Research

Research Interests: Applied Machine Learning in Hardware Security;  Side-Channel Analysis; Hardware Security Primitives; Hardware Trojans Detection and Prevention; Harardware Obfuscation; System Security and Risk Models.

 

  • Applied Machine Learning in Hardware Security: Over the past years, machine learning algorithms have been utilized by system defenders and attackers to secure and attack hardware. On the defense side, they are used against hardware Trojans and integrated circuits (IC) counterfeiting issues; and on the attack side, both machine learning ad deep learning methods are effective for side-channel analysis,  modeling attacks on physically unclonable functions (PUFs), reverse engineering, etc.
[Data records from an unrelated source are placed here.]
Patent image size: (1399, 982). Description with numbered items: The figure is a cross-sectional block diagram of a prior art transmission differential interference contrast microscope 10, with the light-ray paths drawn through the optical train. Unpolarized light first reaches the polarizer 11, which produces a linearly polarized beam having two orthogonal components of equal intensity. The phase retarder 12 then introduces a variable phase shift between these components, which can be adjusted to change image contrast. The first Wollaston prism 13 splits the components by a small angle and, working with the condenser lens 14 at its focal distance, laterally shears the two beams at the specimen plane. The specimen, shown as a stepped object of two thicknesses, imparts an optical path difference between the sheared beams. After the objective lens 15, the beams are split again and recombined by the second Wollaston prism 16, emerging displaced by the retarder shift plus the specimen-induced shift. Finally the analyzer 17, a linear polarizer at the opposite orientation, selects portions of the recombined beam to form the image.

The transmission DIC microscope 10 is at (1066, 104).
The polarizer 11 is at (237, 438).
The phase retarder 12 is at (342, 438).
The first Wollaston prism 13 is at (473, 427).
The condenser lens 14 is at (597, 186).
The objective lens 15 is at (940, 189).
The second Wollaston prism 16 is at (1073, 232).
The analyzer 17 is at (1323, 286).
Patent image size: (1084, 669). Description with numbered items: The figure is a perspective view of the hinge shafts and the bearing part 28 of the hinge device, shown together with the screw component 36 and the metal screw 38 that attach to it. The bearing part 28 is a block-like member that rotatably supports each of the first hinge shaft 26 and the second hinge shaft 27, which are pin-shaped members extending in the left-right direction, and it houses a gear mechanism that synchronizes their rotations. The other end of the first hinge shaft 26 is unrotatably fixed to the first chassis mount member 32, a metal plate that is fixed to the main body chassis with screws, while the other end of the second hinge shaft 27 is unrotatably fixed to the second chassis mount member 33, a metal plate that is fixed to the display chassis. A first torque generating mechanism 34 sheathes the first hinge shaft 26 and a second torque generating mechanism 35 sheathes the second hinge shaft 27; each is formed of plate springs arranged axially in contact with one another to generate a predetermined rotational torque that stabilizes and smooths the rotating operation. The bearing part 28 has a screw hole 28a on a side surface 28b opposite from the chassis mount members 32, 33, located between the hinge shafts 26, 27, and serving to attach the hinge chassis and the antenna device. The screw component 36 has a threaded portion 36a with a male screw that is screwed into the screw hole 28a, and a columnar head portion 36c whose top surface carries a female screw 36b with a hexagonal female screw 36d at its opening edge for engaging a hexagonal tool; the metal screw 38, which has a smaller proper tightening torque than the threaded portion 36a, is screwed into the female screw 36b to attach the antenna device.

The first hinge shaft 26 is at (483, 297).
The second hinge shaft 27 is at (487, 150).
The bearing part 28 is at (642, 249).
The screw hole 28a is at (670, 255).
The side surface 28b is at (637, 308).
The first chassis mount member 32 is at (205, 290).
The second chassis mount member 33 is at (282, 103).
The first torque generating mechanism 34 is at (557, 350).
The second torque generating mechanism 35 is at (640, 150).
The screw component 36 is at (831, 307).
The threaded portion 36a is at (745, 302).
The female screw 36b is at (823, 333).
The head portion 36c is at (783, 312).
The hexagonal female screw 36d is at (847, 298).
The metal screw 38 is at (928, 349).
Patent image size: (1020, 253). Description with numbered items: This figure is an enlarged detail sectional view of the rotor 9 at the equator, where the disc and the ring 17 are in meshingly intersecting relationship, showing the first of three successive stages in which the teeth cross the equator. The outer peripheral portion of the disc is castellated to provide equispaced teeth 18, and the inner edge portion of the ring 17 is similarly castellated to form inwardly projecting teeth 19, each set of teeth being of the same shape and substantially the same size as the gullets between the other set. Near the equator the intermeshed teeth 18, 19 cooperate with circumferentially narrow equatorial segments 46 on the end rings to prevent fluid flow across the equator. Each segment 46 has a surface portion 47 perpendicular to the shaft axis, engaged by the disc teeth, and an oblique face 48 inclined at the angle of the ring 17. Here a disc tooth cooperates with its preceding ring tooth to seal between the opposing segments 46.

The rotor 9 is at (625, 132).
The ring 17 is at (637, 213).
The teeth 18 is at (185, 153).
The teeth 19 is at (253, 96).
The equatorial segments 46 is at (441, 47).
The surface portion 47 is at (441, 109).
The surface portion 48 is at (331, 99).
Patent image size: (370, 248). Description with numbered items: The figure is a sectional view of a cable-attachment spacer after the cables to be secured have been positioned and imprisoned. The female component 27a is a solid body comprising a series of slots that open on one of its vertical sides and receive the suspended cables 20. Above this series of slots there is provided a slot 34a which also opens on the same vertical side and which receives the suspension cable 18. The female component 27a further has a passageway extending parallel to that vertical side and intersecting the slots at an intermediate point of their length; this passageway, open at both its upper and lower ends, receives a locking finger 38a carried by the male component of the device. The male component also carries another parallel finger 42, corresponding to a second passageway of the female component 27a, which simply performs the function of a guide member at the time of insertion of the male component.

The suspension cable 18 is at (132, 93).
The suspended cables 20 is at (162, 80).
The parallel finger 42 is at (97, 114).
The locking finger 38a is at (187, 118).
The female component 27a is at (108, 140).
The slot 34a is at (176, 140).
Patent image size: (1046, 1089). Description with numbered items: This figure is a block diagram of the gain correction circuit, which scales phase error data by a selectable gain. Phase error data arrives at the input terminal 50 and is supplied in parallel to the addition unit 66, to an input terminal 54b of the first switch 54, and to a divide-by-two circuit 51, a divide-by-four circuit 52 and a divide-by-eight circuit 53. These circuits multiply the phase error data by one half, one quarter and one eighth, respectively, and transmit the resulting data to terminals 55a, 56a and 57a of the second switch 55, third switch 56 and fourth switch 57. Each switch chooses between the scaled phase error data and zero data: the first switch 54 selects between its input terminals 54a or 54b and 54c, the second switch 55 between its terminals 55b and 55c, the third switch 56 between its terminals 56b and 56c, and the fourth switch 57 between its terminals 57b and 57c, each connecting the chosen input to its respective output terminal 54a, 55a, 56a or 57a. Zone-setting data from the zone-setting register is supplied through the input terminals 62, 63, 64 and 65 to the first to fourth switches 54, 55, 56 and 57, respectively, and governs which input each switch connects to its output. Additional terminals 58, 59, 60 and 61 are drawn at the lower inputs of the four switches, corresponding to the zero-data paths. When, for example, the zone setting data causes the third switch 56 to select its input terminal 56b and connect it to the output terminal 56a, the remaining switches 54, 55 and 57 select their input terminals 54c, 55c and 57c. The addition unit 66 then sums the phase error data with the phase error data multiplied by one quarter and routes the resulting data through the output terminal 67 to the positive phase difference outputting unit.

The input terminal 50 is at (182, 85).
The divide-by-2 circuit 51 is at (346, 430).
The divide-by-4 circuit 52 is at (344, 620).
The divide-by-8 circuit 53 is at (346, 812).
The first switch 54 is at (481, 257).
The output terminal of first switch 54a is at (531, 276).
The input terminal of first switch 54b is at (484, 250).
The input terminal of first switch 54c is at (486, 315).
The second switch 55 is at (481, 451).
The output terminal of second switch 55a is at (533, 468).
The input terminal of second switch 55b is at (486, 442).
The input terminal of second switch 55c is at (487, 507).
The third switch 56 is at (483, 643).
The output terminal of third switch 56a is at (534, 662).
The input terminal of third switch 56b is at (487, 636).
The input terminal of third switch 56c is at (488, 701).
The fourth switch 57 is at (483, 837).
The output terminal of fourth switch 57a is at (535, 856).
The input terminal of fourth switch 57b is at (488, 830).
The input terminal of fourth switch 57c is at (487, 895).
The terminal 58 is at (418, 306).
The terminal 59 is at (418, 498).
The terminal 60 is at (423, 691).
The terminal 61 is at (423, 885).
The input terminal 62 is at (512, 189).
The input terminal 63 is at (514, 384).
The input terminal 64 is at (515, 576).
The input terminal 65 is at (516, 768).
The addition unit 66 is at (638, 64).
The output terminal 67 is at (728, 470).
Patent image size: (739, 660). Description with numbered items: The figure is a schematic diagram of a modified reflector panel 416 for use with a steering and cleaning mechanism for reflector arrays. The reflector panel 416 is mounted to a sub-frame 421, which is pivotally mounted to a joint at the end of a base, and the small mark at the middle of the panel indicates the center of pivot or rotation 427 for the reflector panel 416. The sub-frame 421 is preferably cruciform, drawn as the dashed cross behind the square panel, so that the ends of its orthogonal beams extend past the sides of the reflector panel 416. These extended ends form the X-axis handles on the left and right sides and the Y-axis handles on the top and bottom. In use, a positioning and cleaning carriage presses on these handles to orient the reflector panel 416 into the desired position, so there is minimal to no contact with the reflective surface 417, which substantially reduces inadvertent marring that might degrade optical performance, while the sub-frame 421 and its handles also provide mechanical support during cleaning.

  • Side-Channel Analysis/Attacks: Attacks in hardware that are exploiting an unwanted channel to leak confidential information are called side channels. If the leaking channel of data is built using physical parameters of the system, which is dependent on the control flow, it is called a side channel. There are several side channels reported in hardware, and among the most exploited ones, we can name power, timing, EM, and temperature. SCAs are used to extract secret keys.
  • Hardware Security Primitives: They are intrinsic hardware devices that intrinsically carry features and make them serve as building blocks for security solutions.  play an important role in ensuring the trust, integrity, and authenticity of integrated circuits (ICs) and electronic systems. Examples are PUFs and TRNGs. PUFs extract secrets from a complex physical system. Because of random process variation, no two Integrated Circuits even with the same layout are identical. A TRNG is a device that outputs a sequence of independent bits The noise source is given by dedicated hardware: noisy diodes, thermal noise, radioactive decay, quantum photon effects, etc.
  • Hardware Trojan Detection and Prevention: Hardware Trojan is a malicious modification or alteration of the original IC designed by an attacker in order to access and manipulate information stored or disable processing on the chip. Hardware Trojans may leak information and reduce the reliability of electronic systems in critical applications; therefore they are a real threat and should be considered as a serious concern to modern ICs. Various types of hardware Trojans, as well as detection and prevention techniques, are proposed by researchers. Machine learning-based HT detection techniques are relatively new and promising approaches.
  • Hardware Obfuscation: Hardware obfuscation is a technique to conceal design from malicious attacks along the supply chain. An obfuscated design is functionally similar to the original design but harder to reverse engineer (RE). Hardware obfuscation protects IP design from piracy, overproduction, and RE. Logic locking is a type of hardware obfuscation technique where additional key gates are inserted into the circuit. Only the correct key can unlock the functionality of that circuit; otherwise, the system produces the wrong output and makes the circuit nonfunctional.
  • Supply Chain Security:  The overall landscape of the supply chain (design, production, deployment, operation, maintenance, and destruction or disposal stage) is vulnerable to various attacks. Other aspects of supply chain security are the security of netlists, protection of the manufacturing process to help prevent alterations or introductions of malicious elements (e.g. Hardware Trojans), and preventing overproduction or other forms of Intellectual Property (IP) theft or misuse. Therefore, semiconductor suppliers have understood the need to fortify subsystems, and have doubled down on the hardware security of new systems.